La Commission européenne a présenté 12 textes pour permettre à l’UE de réduire d’au moins 55% ses émissions de GES (par rapport aux niveaux de 1990) d’ici à 2030 puis de viser la neutralité carbone en 2050. Deux ans de négociations sont prévus pour l’adoption de ce « Pacte vert » par les États-membres et le Parlement européen.

Principales propositions

  • Ajustement carbone aux frontières : la Commission souhaite appliquer aux importations les mêmes critères que ceux du marché du carbone européen sur lequel les industriels européens achètent des « droits à polluer » ; il ciblerait d’abord les secteurs les plus polluants (acier, aluminium, engrais, ciment, électricité, fer), avant de l’étendre à d’autres secteurs ;
  • Fonds social pour le climat pour lutter contre la précarité énergétique ou les inégalités sociales face aux transports ;
  • Taxation du kérosène pour les vols au sein de l’Union européenne, mettant progressivement fin à l’exemption dont le carburant aérien bénéficie ;
  • Transport maritime : écologisation de l’espace maritime européen par le développement des biocarburants et du GNL ;
  • Élargissement du marché du carbone pour le transport maritime, pour le transport routier et le chauffage avec disparition progressive des quotas gratuits d’ici 2036 ;
  • Nouveaux objectifs contraignants de 40% d’énergie produite à partir des énergies renouvelables en 2030 (contre 32% jusqu’ici) ;
  • Interdiction de la vente de voitures thermiques (essence et diesel) en 2035.

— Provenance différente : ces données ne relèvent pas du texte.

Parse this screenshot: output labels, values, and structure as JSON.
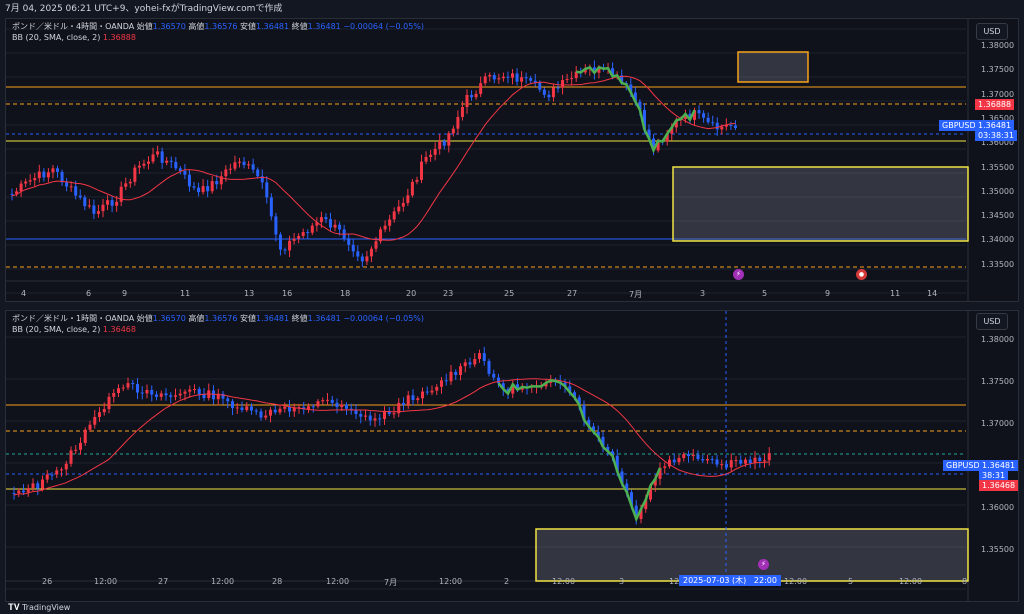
{
  "header": {
    "text": "7月 04, 2025 06:21 UTC+9、yohei-fxがTradingView.comで作成"
  },
  "colors": {
    "bg": "#131722",
    "up": "#f23645",
    "down": "#2962ff",
    "bb": "#f23645",
    "orange": "#f7a21b",
    "yellow": "#f0e442",
    "green": "#4caf50",
    "grid": "#1e222d"
  },
  "chart_top": {
    "legend_title": "ポンド／米ドル・4時間・OANDA",
    "legend_o_label": "始値",
    "legend_o": "1.36570",
    "legend_h_label": "高値",
    "legend_h": "1.36576",
    "legend_l_label": "安値",
    "legend_l": "1.36481",
    "legend_c_label": "終値",
    "legend_c": "1.36481",
    "legend_chg": "−0.00064 (−0.05%)",
    "bb_label": "BB (20, SMA, close, 2)",
    "bb_value": "1.36888",
    "currency": "USD",
    "price_ticks": [
      "1.38000",
      "1.37500",
      "1.37000",
      "1.36500",
      "1.36000",
      "1.35500",
      "1.35000",
      "1.34500",
      "1.34000",
      "1.33500"
    ],
    "bb_tag": "1.36888",
    "symbol_tag": "GBPUSD",
    "symbol_price": "1.36481",
    "countdown": "03:38:31",
    "time_ticks": [
      "4",
      "6",
      "9",
      "11",
      "13",
      "16",
      "18",
      "20",
      "23",
      "25",
      "27",
      "7月",
      "3",
      "5",
      "9",
      "11",
      "14"
    ]
  },
  "chart_bottom": {
    "legend_title": "ポンド／米ドル・1時間・OANDA",
    "legend_o_label": "始値",
    "legend_o": "1.36570",
    "legend_h_label": "高値",
    "legend_h": "1.36576",
    "legend_l_label": "安値",
    "legend_l": "1.36481",
    "legend_c_label": "終値",
    "legend_c": "1.36481",
    "legend_chg": "−0.00064 (−0.05%)",
    "bb_label": "BB (20, SMA, close, 2)",
    "bb_value": "1.36468",
    "currency": "USD",
    "price_ticks": [
      "1.38000",
      "1.37500",
      "1.37000",
      "1.36500",
      "1.36000",
      "1.35500"
    ],
    "symbol_tag": "GBPUSD",
    "symbol_price": "1.36481",
    "countdown": "38:31",
    "bb_tag": "1.36468",
    "time_ticks": [
      "26",
      "12:00",
      "27",
      "12:00",
      "28",
      "12:00",
      "7月",
      "12:00",
      "2",
      "12:00",
      "3",
      "12:",
      "12:00",
      "5",
      "12:00",
      "8"
    ],
    "crosshair_date": "2025-07-03 (木)",
    "crosshair_time": "22:00"
  },
  "footer": {
    "logo": "TradingView"
  }
}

Si nous saluons l’objectif de réduire notre empreinte carbone et de lutter contre réchauffement climatique, nous sommes particulièrement vigilants à ce qu’il ne se traduise pas par une surenchère de taxes et de normes pour les entreprises et les ménages européens. Nous rappelons que la première source de notre empreinte vient de nos importations : la délocalisation de notre production se traduit par une augmentation des émissions mondiales. Nous soutenons donc l’ajustement carbone aux frontières.

Nous n’accepterons pas que nos citoyens et nos entreprises soient sacrifiés sur l’autel d’une politique environnementale intenable. C’est pourquoi nous rejetons tout retour de la taxe carbone sur les carburants et le chauffage. Les premières cibles de telles mesures seraient les classes moyennes qui n’ont bien souvent pas d’autre moyen que de prendre leur voiture pour aller travailler.

Enfin, pour lutter contre les émissions de carbone et atteindre l’objectif final de neutralité carbone, il faudra impérativement compter sur l’énergie nucléaire et l’inclure dans la taxonomie verte. C’est grâce au nucléaire que la France émet deux fois moins de gaz à effet de serre que l’Allemagne.